The team’s landmark editorial summarises the abundant data implicating these microbes, but until now this work has been largely ignored or dismissed as controversial, despite the absence of evidence to the contrary.
Therefore, proposals for the funding of clinical trials have been refused, despite the fact that over 400 unsuccessful clinical trials for Alzheimer’s based on other concepts were carried out over a recent 10-year period.
Opposition to the microbial concepts resembles the fierce resistance to studies some years ago which showed that viruses cause certain types of cancer, and that a bacterium causes stomach ulcers. Those concepts were ultimately proved valid, leading to successful clinical trials and the subsequent development of appropriate treatments.
Professor Douglas Kell of The University of Manchester’s School of Chemistry and Manchester Institute of Biotechnology is one of the editorial’s authors. He says that supposedly sterile red blood cells were seen to contain dormant microbes, which also has implications for blood transfusions.
“We are saying there is incontrovertible evidence that Alzheimer’s disease has a dormant microbial component, and that this can be woken up by iron dysregulation. Removing this iron will slow down or prevent cognitive degeneration – we can’t keep ignoring all of the evidence.”
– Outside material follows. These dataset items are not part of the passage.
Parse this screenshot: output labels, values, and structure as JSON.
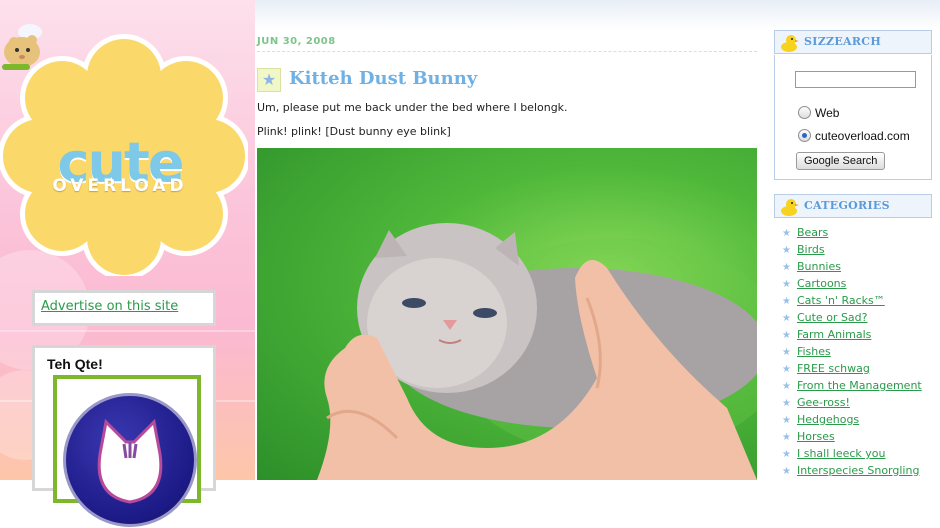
{
  "site": {
    "logo_main": "cute",
    "logo_sub": "OVERLOAD",
    "advertise_link": "Advertise on this site",
    "qte_title": "Teh Qte!"
  },
  "post": {
    "date": "JUN 30, 2008",
    "title": "Kitteh Dust Bunny",
    "paragraph1": "Um, please put me back under the bed where I belongk.",
    "paragraph2": "Plink! plink! [Dust bunny eye blink]",
    "star_icon": "★"
  },
  "search": {
    "heading": "SIZZEARCH",
    "query_value": "",
    "options": [
      "Web",
      "cuteoverload.com"
    ],
    "selected_option": "cuteoverload.com",
    "button_label": "Google Search"
  },
  "categories": {
    "heading": "CATEGORIES",
    "bullet": "★",
    "items": [
      "Bears",
      "Birds",
      "Bunnies",
      "Cartoons",
      "Cats 'n' Racks™",
      "Cute or Sad?",
      "Farm Animals",
      "Fishes",
      "FREE schwag",
      "From the Management",
      "Gee-ross!",
      "Hedgehogs",
      "Horses",
      "I shall leeck you",
      "Interspecies Snorgling"
    ]
  },
  "colors": {
    "link_green": "#2a9a4a",
    "title_blue": "#6fb1e4",
    "date_green": "#7cc48a",
    "logo_yellow": "#fbd86a",
    "qte_frame_green": "#7cb72c"
  },
  "icons": {
    "duck": "duck-icon",
    "hamster": "hamster-icon",
    "star": "star-icon"
  }
}
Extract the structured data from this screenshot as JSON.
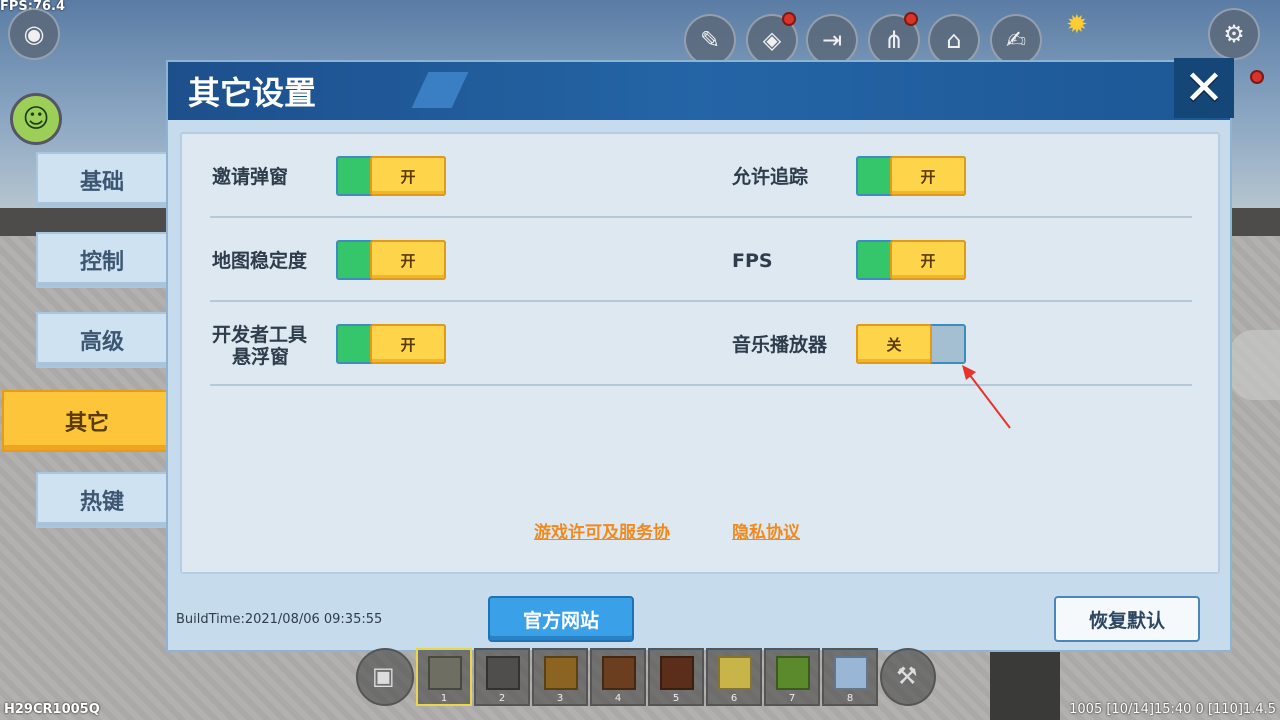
{
  "hud": {
    "fps": "FPS:76.4",
    "bottom_left": "H29CR1005Q",
    "bottom_right": "1005   [10/14]15:40 0   [110]1.4.5"
  },
  "tabs": [
    {
      "label": "基础",
      "active": false
    },
    {
      "label": "控制",
      "active": false
    },
    {
      "label": "高级",
      "active": false
    },
    {
      "label": "其它",
      "active": true
    },
    {
      "label": "热键",
      "active": false
    }
  ],
  "panel": {
    "title": "其它设置",
    "close": "✕"
  },
  "settings": {
    "invite_popup": {
      "label": "邀请弹窗",
      "state": "开"
    },
    "allow_tracking": {
      "label": "允许追踪",
      "state": "开"
    },
    "map_stability": {
      "label": "地图稳定度",
      "state": "开"
    },
    "fps": {
      "label": "FPS",
      "state": "开"
    },
    "dev_tools_line1": "开发者工具",
    "dev_tools_line2": "悬浮窗",
    "dev_tools_state": "开",
    "music_player": {
      "label": "音乐播放器",
      "state": "关"
    }
  },
  "links": {
    "license": "游戏许可及服务协",
    "privacy": "隐私协议"
  },
  "footer": {
    "build_time": "BuildTime:2021/08/06 09:35:55",
    "official_site": "官方网站",
    "restore_default": "恢复默认"
  },
  "hotbar": {
    "slots": [
      "1",
      "2",
      "3",
      "4",
      "5",
      "6",
      "7",
      "8"
    ],
    "colors": [
      "#6f6e63",
      "#4f4e4d",
      "#8a6420",
      "#6a3e1f",
      "#5a2e1a",
      "#c9b44a",
      "#5b8a2c",
      "#9ab6d6"
    ]
  }
}
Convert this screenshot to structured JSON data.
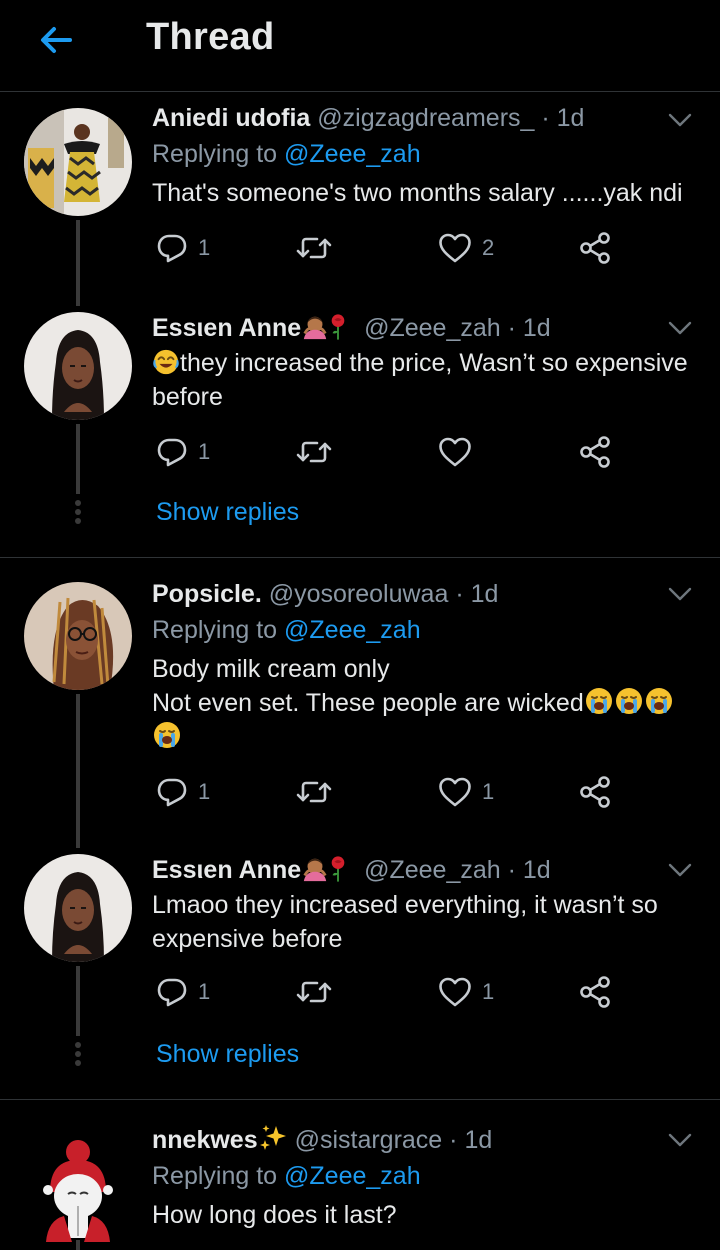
{
  "header": {
    "title": "Thread"
  },
  "tweets": [
    {
      "name": "Aniedi udofia",
      "handle": "@zigzagdreamers_",
      "time": "1d",
      "replying_prefix": "Replying to",
      "replying_to": "@Zeee_zah",
      "text": "That's someone's two months salary ......yak ndi",
      "reply_count": "1",
      "like_count": "2"
    },
    {
      "name": "Essιen Anne",
      "handle": "@Zeee_zah",
      "time": "1d",
      "text_line1": "they increased the price, Wasn’t so expensive",
      "text_line2": "before",
      "reply_count": "1",
      "show_replies": "Show replies"
    },
    {
      "name": "Popsicle.",
      "handle": "@yosoreoluwaa",
      "time": "1d",
      "replying_prefix": "Replying to",
      "replying_to": "@Zeee_zah",
      "text_line1": "Body milk cream only",
      "text_line2": "Not even set. These people are wicked",
      "reply_count": "1",
      "like_count": "1"
    },
    {
      "name": "Essιen Anne",
      "handle": "@Zeee_zah",
      "time": "1d",
      "text_line1": "Lmaoo they increased everything, it wasn’t so",
      "text_line2": "expensive before",
      "reply_count": "1",
      "like_count": "1",
      "show_replies": "Show replies"
    },
    {
      "name": "nnekwes",
      "handle": "@sistargrace",
      "time": "1d",
      "replying_prefix": "Replying to",
      "replying_to": "@Zeee_zah",
      "text": "How long does it last?"
    }
  ],
  "icons": {
    "back": "arrow-left-icon",
    "caret": "chevron-down-icon",
    "reply": "reply-icon",
    "retweet": "retweet-icon",
    "like": "heart-icon",
    "share": "share-icon"
  },
  "colors": {
    "accent": "#1d9bf0",
    "background": "#000000",
    "muted": "#8b98a5"
  }
}
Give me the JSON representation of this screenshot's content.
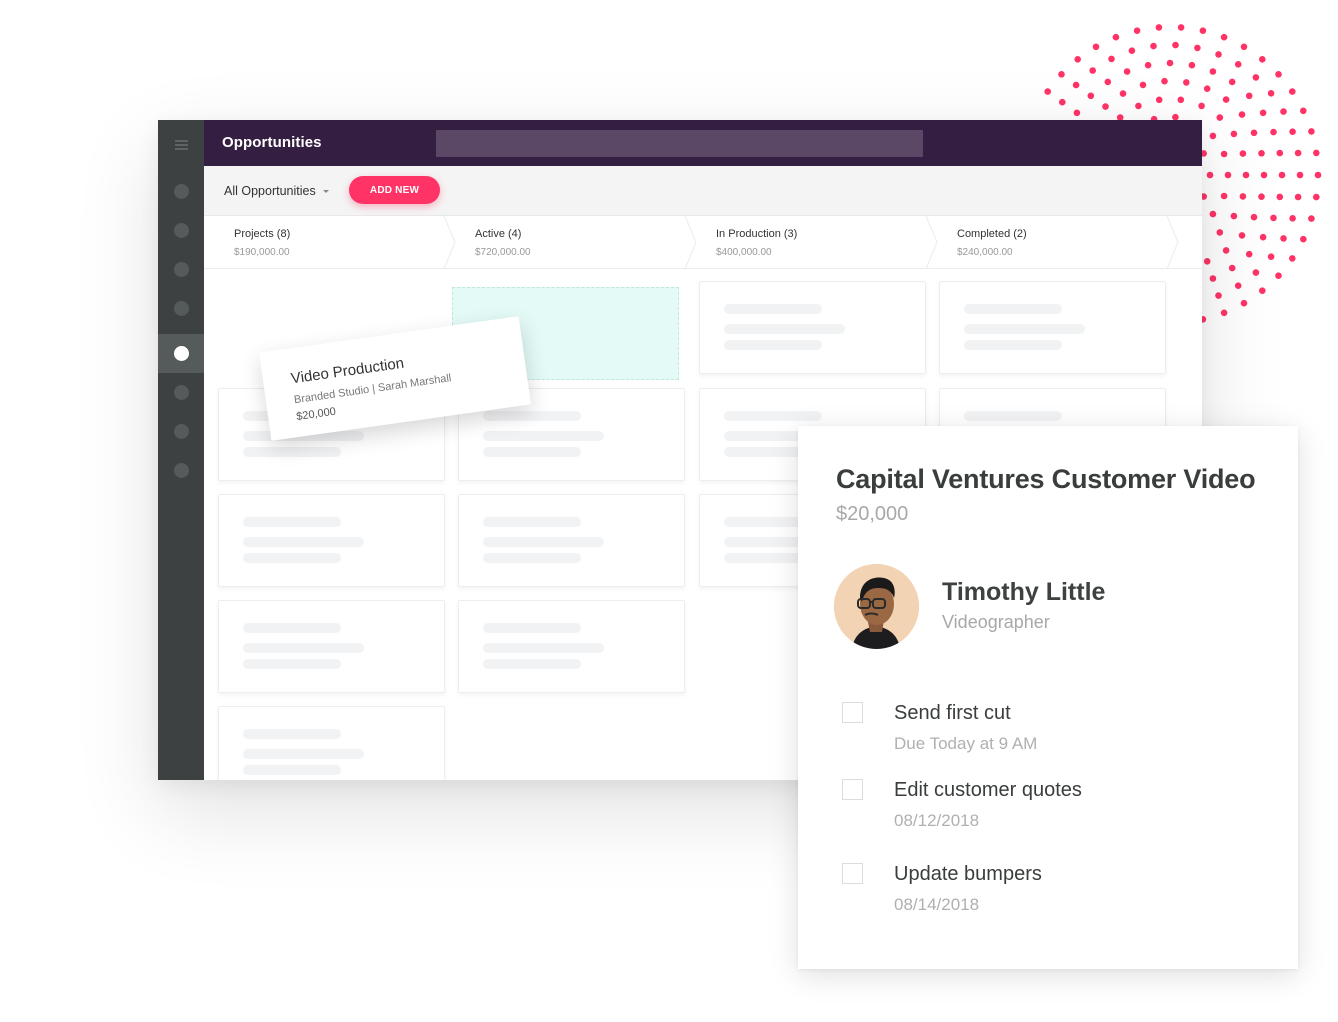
{
  "colors": {
    "accent": "#ff3366",
    "header": "#341f43",
    "rail": "#3d4141",
    "dropzone": "#e3faf6"
  },
  "app": {
    "title": "Opportunities",
    "search_placeholder": "",
    "menu_icon": "hamburger-icon",
    "rail_items": [
      {
        "icon": "nav-dot-icon",
        "active": false
      },
      {
        "icon": "nav-dot-icon",
        "active": false
      },
      {
        "icon": "nav-dot-icon",
        "active": false
      },
      {
        "icon": "nav-dot-icon",
        "active": false
      },
      {
        "icon": "nav-dot-icon",
        "active": true
      },
      {
        "icon": "nav-dot-icon",
        "active": false
      },
      {
        "icon": "nav-dot-icon",
        "active": false
      },
      {
        "icon": "nav-dot-icon",
        "active": false
      }
    ]
  },
  "toolbar": {
    "filter_label": "All Opportunities",
    "add_label": "ADD NEW"
  },
  "stages": [
    {
      "name": "Projects (8)",
      "amount": "$190,000.00"
    },
    {
      "name": "Active (4)",
      "amount": "$720,000.00"
    },
    {
      "name": "In Production (3)",
      "amount": "$400,000.00"
    },
    {
      "name": "Completed (2)",
      "amount": "$240,000.00"
    }
  ],
  "drag_card": {
    "title": "Video Production",
    "subtitle": "Branded Studio | Sarah Marshall",
    "amount": "$20,000"
  },
  "detail": {
    "title": "Capital Ventures Customer Video",
    "amount": "$20,000",
    "person": {
      "name": "Timothy Little",
      "role": "Videographer"
    },
    "tasks": [
      {
        "title": "Send first cut",
        "due": "Due Today at 9 AM",
        "checked": false
      },
      {
        "title": "Edit customer quotes",
        "due": "08/12/2018",
        "checked": false
      },
      {
        "title": "Update bumpers",
        "due": "08/14/2018",
        "checked": false
      }
    ]
  }
}
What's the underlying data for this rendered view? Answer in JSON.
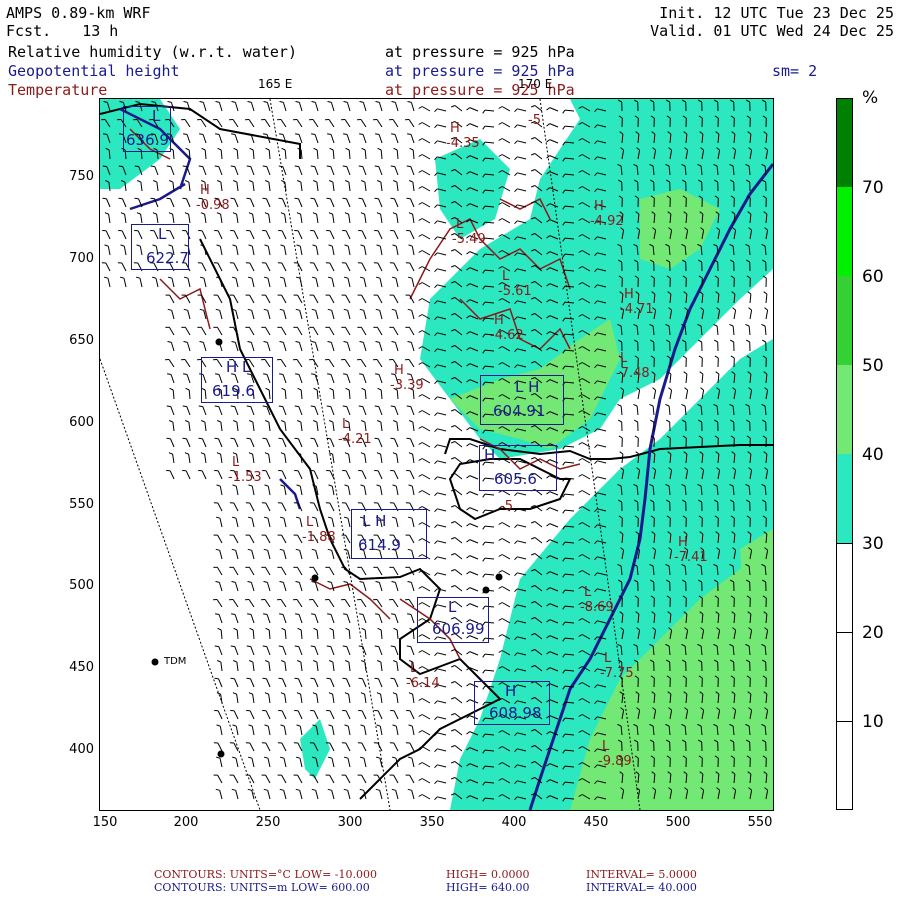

Professor Resia Pretorius of the University of Pretoria, who worked with Douglas Kell on the editorial, said:
“The microbial presence in blood may also play a fundamental role as causative agent of systemic inflammation, which is a characteristic of Alzheimer’s disease—particularly, the bacterial cell wall component and endotoxin, lipopolysaccharide. Furthermore, there is ample evidence that this can cause neuroinflammation and amyloid-β plaque formation.”
The findings of this editorial could also have implications for the future treatment of Parkinson’s disease, and other progressive neurological conditions.